Typologie des halles ou cohues
En Bretagne, le terme « cohue » est couramment utilisé pour désigner la « halle ». Étymologiquement, ce mot résulte sans doute de la francisation du breton koc’hu qui qualifie ces marchés couverts.
Les rares exemples de halles ou cohues épargnées par les destructions (Questembert, Le Faouët, Plouescat, Clisson) montrent tous une conception similaire, caractérisée par un large vaisseau central accosté de bas-côtés ouverts pour permettre l’aération. Tous les grands édifices aujourd’hui disparus (Rennes, Saint-Méen-le-Grand, Lamballe) ainsi que des constructions beaucoup plus modestes (Pont-l’Abbé, Guémené-sur-Scorff, La Chèze, Pornic) reproduisent ce modèle entièrement en bois. La nef centrale est réservée à la circulation des chalands, les collatéraux aux marchands. Les piliers délimitent ainsi des « cellules » commerciales. Les marchandises s’exposent sur des étaux mobiles dressés à chaque marché et sur des étagères fixées contre les poteaux. Le sol, laissé en terre battue, est simplement dressé pour faciliter l’écoulement des rejets liquides provenant de la découpe de certaines denrées alimentaires (viandes, poissons...).

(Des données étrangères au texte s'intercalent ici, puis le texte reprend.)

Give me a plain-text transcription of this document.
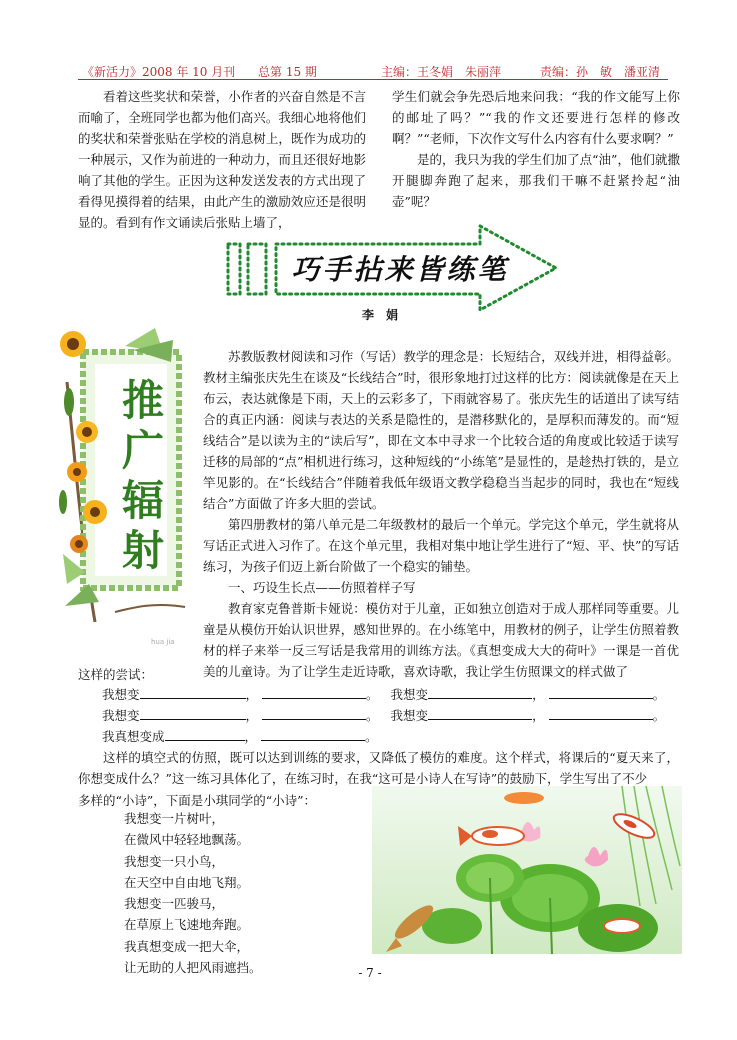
《新活力》2008 年 10 月刊 总第 15 期	主编：王冬娟　朱丽萍	责编：孙　敏　潘亚清

看着这些奖状和荣誉，小作者的兴奋自然是不言而喻了，全班同学也都为他们高兴。我细心地将他们的奖状和荣誉张贴在学校的消息树上，既作为成功的一种展示，又作为前进的一种动力，而且还很好地影响了其他的学生。正因为这种发送发表的方式出现了看得见摸得着的结果，由此产生的激励效应还是很明显的。看到有作文诵读后张贴上墙了，

学生们就会争先恐后地来问我：“我的作文能写上你的邮址了吗？”“我的作文还要进行怎样的修改啊？”“老师，下次作文写什么内容有什么要求啊？”

是的，我只为我的学生们加了点“油”，他们就撒开腿脚奔跑了起来，那我们干嘛不赶紧拎起“油壶”呢？

巧手拈来皆练笔
李　娟
推
广
辐
射
hua jia

苏教版教材阅读和习作（写话）教学的理念是：长短结合，双线并进，相得益彰。教材主编张庆先生在谈及“长线结合”时，很形象地打过这样的比方：阅读就像是在天上布云，表达就像是下雨，天上的云彩多了，下雨就容易了。张庆先生的话道出了读写结合的真正内涵：阅读与表达的关系是隐性的，是潜移默化的，是厚积而薄发的。而“短线结合”是以读为主的“读后写”，即在文本中寻求一个比较合适的角度或比较适于读写迁移的局部的“点”相机进行练习，这种短线的“小练笔”是显性的，是趁热打铁的，是立竿见影的。在“长线结合”伴随着我低年级语文教学稳稳当当起步的同时，我也在“短线结合”方面做了许多大胆的尝试。

第四册教材的第八单元是二年级教材的最后一个单元。学完这个单元，学生就将从写话正式进入习作了。在这个单元里，我相对集中地让学生进行了“短、平、快”的写话练习，为孩子们迈上新台阶做了一个稳实的铺垫。

一、巧设生长点——仿照着样子写

教育家克鲁普斯卡娅说：模仿对于儿童，正如独立创造对于成人那样同等重要。儿童是从模仿开始认识世界，感知世界的。在小练笔中，用教材的例子，让学生仿照着教材的样子来举一反三写话是我常用的训练方法。《真想变成大大的荷叶》一课是一首优美的儿童诗。为了让学生走近诗歌，喜欢诗歌，我让学生仿照课文的样式做了

这样的尝试：

我想变	，	。 我想变	，	。
我想变	，	。 我想变	，	。
我真想变成	，	。

这样的填空式的仿照，既可以达到训练的要求，又降低了模仿的难度。这个样式，将课后的“夏天来了，你想变成什么？”这一练习具体化了，在练习时，在我“这可是小诗人在写诗”的鼓励下，学生写出了不少

多样的“小诗”，下面是小琪同学的“小诗”：

我想变一片树叶，
在微风中轻轻地飘荡。
我想变一只小鸟，
在天空中自由地飞翔。
我想变一匹骏马，
在草原上飞速地奔跑。
我真想变成一把大伞，
让无助的人把风雨遮挡。	- 7 -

Les halles, véritable centre commercial
Les halles communes abritent plusieurs corporations de marchands dont les activités ne sont pas nécessairement liées aux métiers de bouche. À Bain-de-Bretagne, le côté sud des halles abrite les bouchers et le nord les marchands de grains. À Guingamp, au milieu du xve siècle, on signale la présence d’étaux de bouchers, poissonniers, boulangers et saulniers (marchands de sel), mais également de cardeurs et de drapiers. À Lamballe, en 1674, cent onze marchands représentant dix métiers sont regroupés les jours de marché sous les halles de la place du Grand-Martray : toiliers, drapiers, merciers, tanneurs, ferronniers, cordonniers, boulangers, bouchers, regrattiers (revendeurs au détail de diverses denrées) et rousiniers (résiniers). Certains seigneurs obtiennent l’autorisation de construire plusieurs halles, dans ce cas chaque édifice tend à se spécialiser. Par exemple, à Dol-de-Bretagne existaient jusqu’en 1794 trois halles spécifiques pour la vente du blé, de la viande et du poisson. Les sources d’archives mentionnent cependant clairement que sous chaque halle en principe spécialisée on trouvait de multiples denrées, comme à Rennes où le bâtiment destiné au sel abrite également la vente de gruau, de cuir, de laine et des matières grasses.
Les halles en bois, cinq siècles d’histoire
Les anciennes halles en bois connaissent dès la fin du xviiie siècle des fortunes diverses. D’un entretien coûteux (réfection des couvertures), beaucoup de bâtisses se trouvent alors en ruine (Dinan, Châtelaudren, Hennebont). Certaines menacent de s’effondrer et doivent être démolies. D’autres sont détruites pendant la Révolution pour des raisons politiques, les halles symbolisant le pouvoir seigneurial : le droit de vendre sous les halles est payant et la redevance fixée selon le bon vouloir du seigneur propriétaire. De plus, dans de nombreuses cités, les halles abritent en bout (Dol-de-Bretagne) ou sous les combles (Auray, Guingamp) l’auditoire, salle où se rend la justice seigneuriale. Certaines d’entre elles renferment même la prison (Gaël). Enfin le gibet, dressé sur les places de marché (Morlaix, Rennes), leur est souvent associé.
La Révolution marque de fait l’abandon de ces modèles de grande charpenterie en bois. Leur état sanitaire souvent déplorable fournit alors aux hygiénistes de nombreux arguments pour réclamer leur destruction. En 1838, la sous-préfecture de Pontivy précise par exemple que les Halles aux Toiles de la ville « privées d’air et asservies à recevoir plusieurs égouts présentent un foyer d’infection dont le danger a été signalé dans tous les cours d’épidémie... ». Le développement de l’automobile contribue également à leur disparition ; de nombreux édifices sont démolis pour créer des places de stationnement dans les centres-villes et permettre l’élargissement des voies de circulation (Moncontour, Pont-l’Abbé, Huelgoat).
Au cours du XIXe siècle, les marchés couverts en pan-de-fer remplacent partout les anciennes constructions en bois et triomphent à Paris sous l’impulsion de l’architecte Victor Baltard. Dans la première moitié du xxe siècle, le ministère des Beaux-Arts tente à plusieurs reprises, mais sans succès, d’empêcher la démolition des vieilles halles en bois (Pontivy, Bain-de-Bretagne). Les derniers modèles de cette grande charpenterie sont depuis protégés au titre des Monuments historiques.